Maine’s victory over New Hampshire would appeal to anyone who likes watching a clinic for how not to play the game. This game was ugly from the get-go – the halftime score was 18-16 in favor of Maine, and neither team was scorching hot in the second half, as turnovers, easy misses, and other errors dominated the game. Maine put the contest away with free throws in the final minute, something neither team did much of the game since they combined to make less than half of their free throw attempts while also shooting a combined 35.3 percent from the field.

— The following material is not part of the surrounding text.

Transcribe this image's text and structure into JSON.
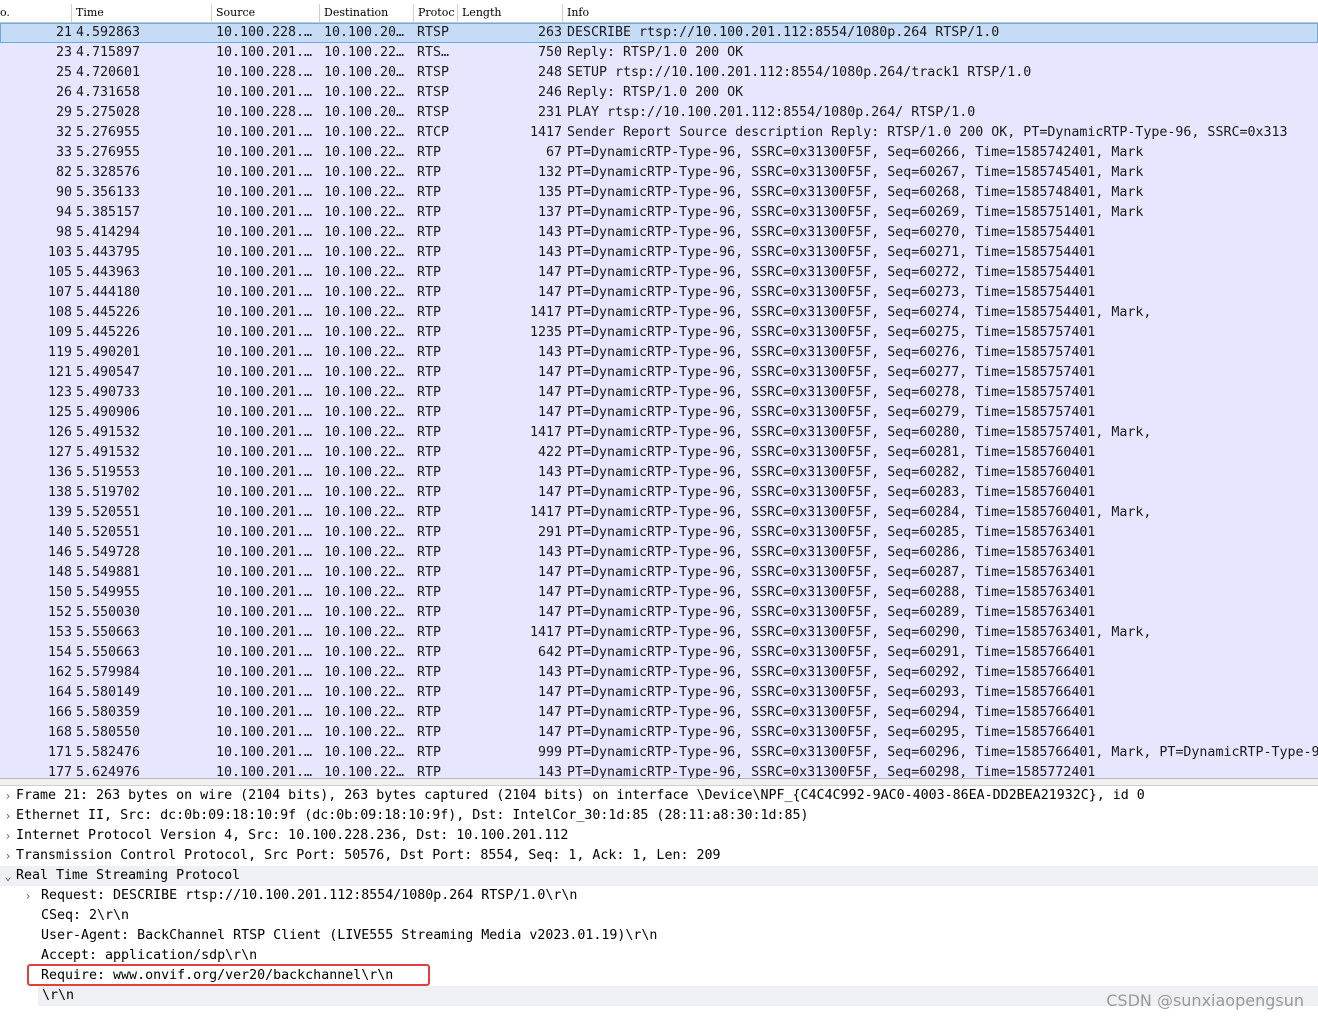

Looking ahead to the semifinal matchups, we first have Boston University taking on Hartford. In the regular season, the road team won both games in the series between the Terriers and Hawks. The Hawks will be at an advantage if they can make this into a running game, as they are better equipped for an up-tempo game than the Terriers. The Hawks’ forwards can match up well with the Terriers’ front line, and is a little more athletic.

The other semifinal pits Maine against Vermont. After the final game of the night, it’s hard to imagine Maine knocking off anyone, much less regular season champion Vermont. The teams split the regular season meetings, but Maine did not attack the zone New Hampshire threw at them very well, and Vermont has inside players who can match up with Justin Rowe despite his height advantage.

Prediction: I look for a Terriers-Catamounts final, but a Hawks-Catamounts final would not be surprising at all.